Oh God. . . this heart. This broken heart. I want it.
So, I have a question. How does a soul stay soft?
How, in the middle of all the clatter and clamor of the tyrannical here and now?
How do eyes, so wearied from the darting demanded by days seemingly sky high on caffeine, still stay wide open to the things you have to slow down to see?
How do hearts, so twisted and broken and bowed down by the weight of a world going all wrong, still have any “break” left in them when it’s time to mourn over the things that make God sad?
I don’t know. All I know is, this morning, cross-legged on my futon, I bowed over those words. Then I looked out the glass at the lazy snowflakes falling. Then I bowed over them again. And it suddenly, everything other than this heart seemed to fade into foggy insignificance. . .
I’m a communicator.

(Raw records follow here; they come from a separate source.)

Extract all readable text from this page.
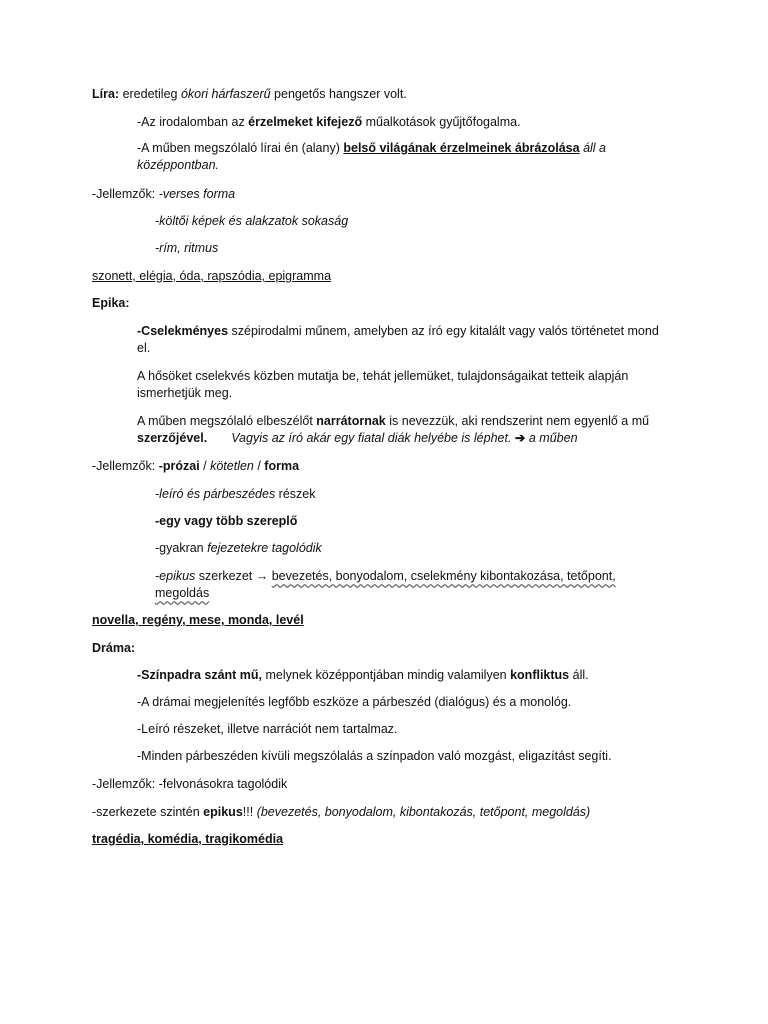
Líra: eredetileg ókori hárfaszerű pengetős hangszer volt.
-Az irodalomban az érzelmeket kifejező műalkotások gyűjtőfogalma.
-A műben megszólaló lírai én (alany) belső világának érzelmeinek ábrázolása áll a
középpontban.
-Jellemzők: -verses forma
-költői képek és alakzatok sokaság
-rím, ritmus
szonett, elégia, óda, rapszódia, epigramma
Epika:
-Cselekményes szépirodalmi műnem, amelyben az író egy kitalált vagy valós történetet mond
el.
A hősöket cselekvés közben mutatja be, tehát jellemüket, tulajdonságaikat tetteik alapján
ismerhetjük meg.
A műben megszólaló elbeszélőt narrátornak is nevezzük, aki rendszerint nem egyenlő a mű
szerzőjével. Vagyis az író akár egy fiatal diák helyébe is léphet. ➔ a műben
-Jellemzők: -prózai / kötetlen / forma
-leíró és párbeszédes részek
-egy vagy több szereplő
-gyakran fejezetekre tagolódik
-epikus szerkezet → bevezetés, bonyodalom, cselekmény kibontakozása, tetőpont,
megoldás
novella, regény, mese, monda, levél
Dráma:
-Színpadra szánt mű, melynek középpontjában mindig valamilyen konfliktus áll.
-A drámai megjelenítés legfőbb eszköze a párbeszéd (dialógus) és a monológ.
-Leíró részeket, illetve narrációt nem tartalmaz.
-Minden párbeszéden kívüli megszólalás a színpadon való mozgást, eligazítást segíti.
-Jellemzők: -felvonásokra tagolódik
-szerkezete szintén epikus!!! (bevezetés, bonyodalom, kibontakozás, tetőpont, megoldás)
tragédia, komédia, tragikomédia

And the project looming over my coming week qualifies as “war by means of words” if anything ever did. But maybe that’s exactly why I ache. We don’t need more words running around in the world. We need more heart, like this.
“The entrance of thy words giveth light; it giveth understanding unto the simple.
I opened my mouth, and panted: for I longed for thy commandments.”
So, two things I’ve concluded for myself. First, we might be able to use “eyes tuned to heaven” even through demanding days seemingly fueled by caffeine. But I don’t think we can find them there. We might be able to keep soft souls soft in the midst of the tyrannical clatter, but only if God originally made them so, keeps making them so, far from the tumult.
And, second? Oh God. . . this heart. This broken heart. I want it.
So if I go really quiet on FB and Instagram and even this blog for a week or ten days. . . this would be why.
Oh, and hey, that “war by means of words” I was talking about? Yeah. It’s war with a dragon. The secret killer of this generation, no less. Which is all I’ll say for now. But you’ll pray for me, for that, won’t you?